With the first round of voting taking place in April, all eyes have turned to famed populist Marine Le Pen, head of the right-wing Front National party. This voyeuristic monomania has opened the door for Emmanuel Macron, an independent running with ‘En Marche!’, a progressive movement he founded just one year ago.
Macron, a former banker, has broken Le Pen's monopoly on the masses with his own populist rhetoric. The astronomical rise of ‘En Marche!’ is testament to his common touch and astute manipulation of public discontent.
As many leaders try to appeal to the masses, distinguishing populists from other politicians isn't always easy.

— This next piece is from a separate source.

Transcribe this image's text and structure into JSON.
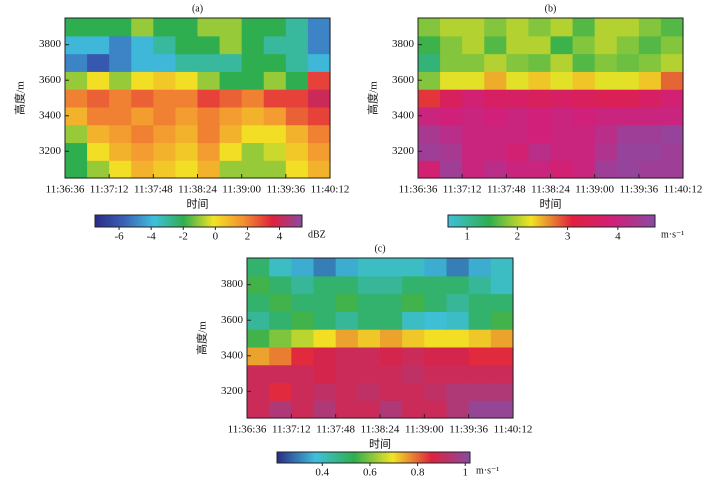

But look closely at some of the world's leading liberals, and there's a clear populist streak under the surface. Bernie Sanders, who vied with Hillary Clinton for the Democrats' presidential nomination, has railed against Wall Street, international trade deals and economic inequality. Labour leader Jeremy Corbyn has enjoyed the perpetual support of Momentum, a grassroots group of supporters. And Italian comedian and blogger Beppe Grillo helms Italy’s 5 Star Movement, an anti-establishment party.
Arguably the real losers in the Netherlands, and Europe more broadly, are the centrists. People on the right and the left are more polarised than ever, and both groups have grown increasingly frustrated with the status quo. Populism has a bright future on both sides of the divide.